Summarize this document.

Temperature 0: More literal interpretation of the output text that is taken from or is very similar to the article.

Temperature 1: Summarization will be more verbose and written in a more natural language. Begin to see things like lists and key points.

Temperature 2: Much longer summarization where the messaging can start going off track. Sometimes dips into topics, words, languages, etc that are adjacent to the article.

Generation Prompt

Write me a short story in a few sentences.

Temperature 0: Same story every time.

Temperature 1: Different story, but you might start to notice some trends over time.

Temperature 2: Much larger range of subjects and settings. Sometimes it can have a wandering narrative.

Extraction Prompt

Article:
<Article describing life of a Bear>

Where did the Bear get transferred to?

Temperature 0: Answer worded in a consistent way every execution.

Temperature 1: Answer worded in different ways every execution.

Temperature 2: Answer worded in different ways and may contain extra context that is not relevant to the question.

These are some simple examples, but the amount of scenarios and approaches when using LLMs are limited by the creativity of the user, token windows, and how a LLM has been trained.
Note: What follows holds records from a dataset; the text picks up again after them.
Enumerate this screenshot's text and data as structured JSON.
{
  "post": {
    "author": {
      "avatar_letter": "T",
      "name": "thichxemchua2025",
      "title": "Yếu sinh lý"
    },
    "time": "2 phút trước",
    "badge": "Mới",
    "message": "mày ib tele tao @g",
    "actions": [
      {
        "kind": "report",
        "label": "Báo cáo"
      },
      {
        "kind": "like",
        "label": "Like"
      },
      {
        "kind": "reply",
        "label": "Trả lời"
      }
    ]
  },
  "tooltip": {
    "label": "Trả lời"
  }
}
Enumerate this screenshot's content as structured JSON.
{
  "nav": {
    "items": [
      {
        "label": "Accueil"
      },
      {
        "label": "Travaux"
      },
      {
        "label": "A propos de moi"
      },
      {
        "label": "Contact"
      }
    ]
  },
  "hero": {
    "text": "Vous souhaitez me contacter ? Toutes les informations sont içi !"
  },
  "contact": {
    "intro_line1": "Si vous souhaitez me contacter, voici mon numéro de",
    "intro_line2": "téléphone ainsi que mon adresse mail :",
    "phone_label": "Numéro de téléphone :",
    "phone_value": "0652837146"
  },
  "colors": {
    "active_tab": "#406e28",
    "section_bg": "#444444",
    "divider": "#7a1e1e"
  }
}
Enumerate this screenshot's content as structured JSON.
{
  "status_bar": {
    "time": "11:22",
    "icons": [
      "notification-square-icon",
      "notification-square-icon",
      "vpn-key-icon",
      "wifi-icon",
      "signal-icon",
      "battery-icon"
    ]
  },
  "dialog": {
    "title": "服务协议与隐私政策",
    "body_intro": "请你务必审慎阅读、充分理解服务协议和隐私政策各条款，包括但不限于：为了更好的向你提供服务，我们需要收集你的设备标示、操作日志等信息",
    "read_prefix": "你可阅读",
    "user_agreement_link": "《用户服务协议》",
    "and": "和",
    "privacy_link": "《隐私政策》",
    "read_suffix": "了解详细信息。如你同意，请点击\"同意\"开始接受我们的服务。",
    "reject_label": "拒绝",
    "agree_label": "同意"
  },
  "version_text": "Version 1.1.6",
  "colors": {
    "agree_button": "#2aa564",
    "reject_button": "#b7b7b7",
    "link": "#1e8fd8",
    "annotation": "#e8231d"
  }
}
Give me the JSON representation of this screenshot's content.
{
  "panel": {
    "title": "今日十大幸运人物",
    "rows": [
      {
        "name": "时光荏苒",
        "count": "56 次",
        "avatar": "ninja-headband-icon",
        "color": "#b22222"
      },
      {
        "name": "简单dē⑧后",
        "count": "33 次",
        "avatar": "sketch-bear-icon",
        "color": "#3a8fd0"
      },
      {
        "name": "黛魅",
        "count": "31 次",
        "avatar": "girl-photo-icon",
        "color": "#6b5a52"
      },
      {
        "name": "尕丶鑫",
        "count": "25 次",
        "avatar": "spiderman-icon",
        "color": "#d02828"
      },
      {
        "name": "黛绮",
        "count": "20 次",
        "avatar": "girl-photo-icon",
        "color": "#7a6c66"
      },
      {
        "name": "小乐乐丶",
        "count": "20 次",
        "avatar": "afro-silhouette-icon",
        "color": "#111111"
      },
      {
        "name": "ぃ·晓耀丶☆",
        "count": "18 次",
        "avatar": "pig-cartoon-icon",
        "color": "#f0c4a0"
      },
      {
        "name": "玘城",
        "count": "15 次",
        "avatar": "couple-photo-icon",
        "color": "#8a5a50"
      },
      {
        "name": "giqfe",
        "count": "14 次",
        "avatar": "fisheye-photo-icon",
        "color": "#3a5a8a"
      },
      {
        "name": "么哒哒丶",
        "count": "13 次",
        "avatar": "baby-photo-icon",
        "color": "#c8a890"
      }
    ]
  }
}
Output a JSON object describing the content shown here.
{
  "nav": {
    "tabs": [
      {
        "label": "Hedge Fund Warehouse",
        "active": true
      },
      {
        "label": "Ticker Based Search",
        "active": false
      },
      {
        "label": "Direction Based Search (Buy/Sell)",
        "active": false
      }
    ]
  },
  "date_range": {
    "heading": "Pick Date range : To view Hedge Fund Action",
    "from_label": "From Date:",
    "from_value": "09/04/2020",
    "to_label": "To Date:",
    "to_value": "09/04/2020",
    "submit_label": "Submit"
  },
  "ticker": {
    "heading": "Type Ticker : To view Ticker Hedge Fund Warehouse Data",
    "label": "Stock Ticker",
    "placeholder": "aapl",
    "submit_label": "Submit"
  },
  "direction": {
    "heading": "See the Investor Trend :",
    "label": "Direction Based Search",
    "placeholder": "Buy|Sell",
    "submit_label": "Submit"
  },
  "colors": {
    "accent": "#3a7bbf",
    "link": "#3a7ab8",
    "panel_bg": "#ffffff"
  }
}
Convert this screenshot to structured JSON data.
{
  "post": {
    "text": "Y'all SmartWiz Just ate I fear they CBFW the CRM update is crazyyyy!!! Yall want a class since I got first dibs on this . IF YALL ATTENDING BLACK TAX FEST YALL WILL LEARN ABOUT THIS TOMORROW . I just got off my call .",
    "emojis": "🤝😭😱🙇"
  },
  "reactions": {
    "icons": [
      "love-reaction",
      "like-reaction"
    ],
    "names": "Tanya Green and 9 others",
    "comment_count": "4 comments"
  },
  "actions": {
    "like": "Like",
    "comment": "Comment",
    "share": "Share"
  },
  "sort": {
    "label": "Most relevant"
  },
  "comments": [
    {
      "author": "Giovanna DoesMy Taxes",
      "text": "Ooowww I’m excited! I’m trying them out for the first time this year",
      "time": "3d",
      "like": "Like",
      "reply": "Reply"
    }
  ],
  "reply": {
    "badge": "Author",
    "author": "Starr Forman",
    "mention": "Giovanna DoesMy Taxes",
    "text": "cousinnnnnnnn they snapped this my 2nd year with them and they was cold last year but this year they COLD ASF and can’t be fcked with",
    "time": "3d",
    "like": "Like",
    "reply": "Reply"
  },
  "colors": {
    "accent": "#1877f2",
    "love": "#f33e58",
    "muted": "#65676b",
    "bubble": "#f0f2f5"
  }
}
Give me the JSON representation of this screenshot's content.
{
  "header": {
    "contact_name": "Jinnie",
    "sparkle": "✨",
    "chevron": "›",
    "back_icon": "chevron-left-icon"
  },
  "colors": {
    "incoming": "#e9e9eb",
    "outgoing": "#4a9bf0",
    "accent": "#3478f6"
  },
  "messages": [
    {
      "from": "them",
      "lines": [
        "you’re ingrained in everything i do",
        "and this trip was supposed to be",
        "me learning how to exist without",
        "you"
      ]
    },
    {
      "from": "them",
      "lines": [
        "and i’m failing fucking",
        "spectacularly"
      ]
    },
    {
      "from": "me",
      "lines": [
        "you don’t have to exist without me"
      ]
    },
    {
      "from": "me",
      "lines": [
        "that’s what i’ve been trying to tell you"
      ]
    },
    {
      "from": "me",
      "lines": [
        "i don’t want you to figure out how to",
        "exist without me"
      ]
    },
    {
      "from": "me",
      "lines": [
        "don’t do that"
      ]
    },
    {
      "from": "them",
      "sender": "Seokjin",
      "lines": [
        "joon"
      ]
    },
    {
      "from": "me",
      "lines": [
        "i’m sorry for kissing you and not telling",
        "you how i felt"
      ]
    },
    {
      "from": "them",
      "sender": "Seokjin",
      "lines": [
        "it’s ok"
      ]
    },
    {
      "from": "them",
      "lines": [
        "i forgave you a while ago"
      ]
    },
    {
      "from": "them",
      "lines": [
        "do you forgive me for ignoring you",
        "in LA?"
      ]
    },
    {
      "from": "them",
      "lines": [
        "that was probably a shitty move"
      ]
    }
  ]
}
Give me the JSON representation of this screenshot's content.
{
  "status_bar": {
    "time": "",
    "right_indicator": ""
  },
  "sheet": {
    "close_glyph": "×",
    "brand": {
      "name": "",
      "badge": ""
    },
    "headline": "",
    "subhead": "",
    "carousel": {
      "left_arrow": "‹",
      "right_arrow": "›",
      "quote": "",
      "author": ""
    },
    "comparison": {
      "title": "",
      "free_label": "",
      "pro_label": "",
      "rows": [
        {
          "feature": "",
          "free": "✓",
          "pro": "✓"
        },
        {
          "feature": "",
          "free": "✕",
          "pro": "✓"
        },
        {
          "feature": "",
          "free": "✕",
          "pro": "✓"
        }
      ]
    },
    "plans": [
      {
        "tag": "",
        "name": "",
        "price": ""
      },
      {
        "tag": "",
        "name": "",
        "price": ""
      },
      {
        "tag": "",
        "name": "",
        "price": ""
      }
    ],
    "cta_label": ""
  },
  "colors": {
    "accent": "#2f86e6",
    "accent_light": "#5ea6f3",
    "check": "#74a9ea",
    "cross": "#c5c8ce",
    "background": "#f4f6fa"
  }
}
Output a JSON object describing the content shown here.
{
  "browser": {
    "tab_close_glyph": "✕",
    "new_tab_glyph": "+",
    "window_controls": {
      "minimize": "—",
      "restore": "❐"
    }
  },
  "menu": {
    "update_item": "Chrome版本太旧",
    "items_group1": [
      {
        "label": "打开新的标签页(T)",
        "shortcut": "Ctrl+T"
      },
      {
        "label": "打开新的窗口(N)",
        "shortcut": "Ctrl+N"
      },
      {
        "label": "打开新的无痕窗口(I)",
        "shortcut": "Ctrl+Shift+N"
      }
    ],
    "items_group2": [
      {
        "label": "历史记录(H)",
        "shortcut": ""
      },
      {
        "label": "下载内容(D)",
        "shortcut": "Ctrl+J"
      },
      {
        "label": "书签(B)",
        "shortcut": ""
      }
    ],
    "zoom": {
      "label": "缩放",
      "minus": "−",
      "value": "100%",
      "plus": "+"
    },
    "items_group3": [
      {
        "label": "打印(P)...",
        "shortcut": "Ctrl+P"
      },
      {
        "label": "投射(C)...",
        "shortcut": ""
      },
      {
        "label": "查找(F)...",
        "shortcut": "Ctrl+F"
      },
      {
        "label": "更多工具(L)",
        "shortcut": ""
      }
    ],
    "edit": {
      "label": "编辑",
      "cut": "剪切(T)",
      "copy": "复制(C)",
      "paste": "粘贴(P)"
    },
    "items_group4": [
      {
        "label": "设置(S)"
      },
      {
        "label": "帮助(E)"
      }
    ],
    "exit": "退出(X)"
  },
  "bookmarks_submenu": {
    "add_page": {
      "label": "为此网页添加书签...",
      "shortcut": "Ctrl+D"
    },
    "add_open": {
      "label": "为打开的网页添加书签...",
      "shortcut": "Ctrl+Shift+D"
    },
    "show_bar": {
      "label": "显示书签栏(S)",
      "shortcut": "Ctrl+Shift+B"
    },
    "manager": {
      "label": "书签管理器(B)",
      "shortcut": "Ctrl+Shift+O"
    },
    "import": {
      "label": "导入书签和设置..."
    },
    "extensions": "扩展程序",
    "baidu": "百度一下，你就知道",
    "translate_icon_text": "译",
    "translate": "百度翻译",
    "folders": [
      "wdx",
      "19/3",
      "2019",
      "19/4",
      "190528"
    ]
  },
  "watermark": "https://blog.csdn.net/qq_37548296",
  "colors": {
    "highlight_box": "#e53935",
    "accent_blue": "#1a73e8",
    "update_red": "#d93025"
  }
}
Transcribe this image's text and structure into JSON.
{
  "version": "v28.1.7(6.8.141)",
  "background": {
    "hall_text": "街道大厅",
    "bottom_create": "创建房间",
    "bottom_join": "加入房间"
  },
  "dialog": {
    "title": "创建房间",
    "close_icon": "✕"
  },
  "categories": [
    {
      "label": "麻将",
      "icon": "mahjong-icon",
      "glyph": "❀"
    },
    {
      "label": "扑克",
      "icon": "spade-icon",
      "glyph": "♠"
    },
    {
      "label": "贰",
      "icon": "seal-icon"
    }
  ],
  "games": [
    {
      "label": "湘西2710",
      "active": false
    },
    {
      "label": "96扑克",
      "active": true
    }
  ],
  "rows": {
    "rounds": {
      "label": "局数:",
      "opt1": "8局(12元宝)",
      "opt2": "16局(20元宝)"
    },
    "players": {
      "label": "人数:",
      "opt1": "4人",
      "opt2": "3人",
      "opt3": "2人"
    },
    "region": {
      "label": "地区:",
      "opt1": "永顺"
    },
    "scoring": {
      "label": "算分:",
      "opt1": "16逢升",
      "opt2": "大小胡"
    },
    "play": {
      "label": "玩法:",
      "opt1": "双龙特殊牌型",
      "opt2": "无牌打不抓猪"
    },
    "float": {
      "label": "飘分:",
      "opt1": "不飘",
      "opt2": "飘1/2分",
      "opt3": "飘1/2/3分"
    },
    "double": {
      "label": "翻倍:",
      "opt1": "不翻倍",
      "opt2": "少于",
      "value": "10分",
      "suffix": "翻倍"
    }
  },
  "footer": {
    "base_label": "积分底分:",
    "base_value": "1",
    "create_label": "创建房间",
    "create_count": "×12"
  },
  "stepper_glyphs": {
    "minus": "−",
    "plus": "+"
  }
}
It will be up to you to decide what settings will work for you for your task and the LLM you’re using.

Conclusion

By understanding these mechanisms and experimenting with different settings, we can unlock the power of LLMs for tasks ranging from code generation to summarization and creative writing. We can fine-tune their responses to match specific needs, whether it’s concise code with minimal variation or a more free-flowing narrative.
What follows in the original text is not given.